Con independencia de estas circunstancias, seguramente comunes a todas las disciplinas jurídicas, tomando esta formulación en el sentido que ha resultado predominante a lo largo del pasado siglo, parece evidente que, en algunas de ellas, como el Derecho mercantil, la cuestión que nos ocupa adquiere perfiles propios. Ello es consecuencia, entre otros extremos, de su acusada historicidad y de su permanente conexión con la realidad económica, cuyos problemas y conflictos intenta ordenar y resolver. Y también se deriva, a modo de contraste, con una tendencia característica durante el pasado siglo, sobre todo, dirigida a encontrar su sentido, como disciplina autónoma. No hace falta destacar que, a lo largo de su ya secular evolución, el Derecho mercantil, desde el ius mercatorum medieval hasta fechas bien recientes, ha sido visto, de manera genérica, como una materia especializada frente al Derecho común o civil, dotada, eso sí, de algunos principios e instituciones propias.
Ya en la etapa de la codificación, y, más precisamente, en las últimas décadas del siglo XIX encontramos dos elementos, de distinta naturaleza, que constituyen “el principio del fin”, cabría decir, de esa visión del Derecho mercantil como disciplina exclusivamente especial frente al Derecho común o civil y su conversión en una materia jurídica esencialmente autónoma, de carácter, eso sí, jurídico-privado. El primero es de naturaleza económica y se refiere a que nuestra disciplina se vendría a ocupar del tráfico económico en masa, frente al tráfico económico singular propio del “individuo propietario”, seguramente el paradigma antropológico que sirvió de inspiración a la originaria codificación civil. El segundo es de carácter jurídico, con una importante dimensión metodológica; se trata de que en el Derecho mercantil adquiriría particular relieve para su comprensión y ordenación conceptual la llamada “Jurisprudencia de intereses”, cuya inicial fundamentación en la doctrina de Philip Heck serviría después como fundamento de numerosas consideraciones al respecto.
Si se mira bien, en esos dos elementos citados (sin perjuicio, claro está, de otros que podrían traerse a colación) se condensa el punto de partida de la trayectoria del Derecho disciplina en la modernidad.
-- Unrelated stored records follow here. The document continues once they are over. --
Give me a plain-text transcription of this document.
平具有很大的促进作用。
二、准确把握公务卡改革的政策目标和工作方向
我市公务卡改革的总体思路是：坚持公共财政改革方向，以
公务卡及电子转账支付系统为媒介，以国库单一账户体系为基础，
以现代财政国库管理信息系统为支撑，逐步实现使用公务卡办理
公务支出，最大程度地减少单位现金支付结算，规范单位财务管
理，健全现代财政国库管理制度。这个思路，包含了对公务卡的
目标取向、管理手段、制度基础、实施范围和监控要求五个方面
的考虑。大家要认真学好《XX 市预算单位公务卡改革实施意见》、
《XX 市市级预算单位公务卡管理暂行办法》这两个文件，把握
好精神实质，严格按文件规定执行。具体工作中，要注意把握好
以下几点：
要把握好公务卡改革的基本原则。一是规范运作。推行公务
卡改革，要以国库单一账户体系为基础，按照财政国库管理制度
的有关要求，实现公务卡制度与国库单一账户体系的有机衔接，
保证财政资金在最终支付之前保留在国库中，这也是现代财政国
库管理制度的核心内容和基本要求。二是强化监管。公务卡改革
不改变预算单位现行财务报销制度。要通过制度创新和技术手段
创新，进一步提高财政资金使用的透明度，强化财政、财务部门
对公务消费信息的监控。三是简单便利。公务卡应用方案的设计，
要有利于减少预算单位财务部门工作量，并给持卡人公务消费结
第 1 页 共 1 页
De un lado, la referencia al tráfico en masa enlaza con la realidad económica de manera directa, manteniéndose así el hilo de continuidad con el pasado; de otro, tomar a la Jurisprudencia de intereses como principal elemento metodológico para la comprensión del Derecho mercantil, permite superar su clásica insuficiencia científica, por haber sido también históricamente una disciplina “de prácticos”, muchas veces ajenos a cualquier formación académica en el ámbito jurídico.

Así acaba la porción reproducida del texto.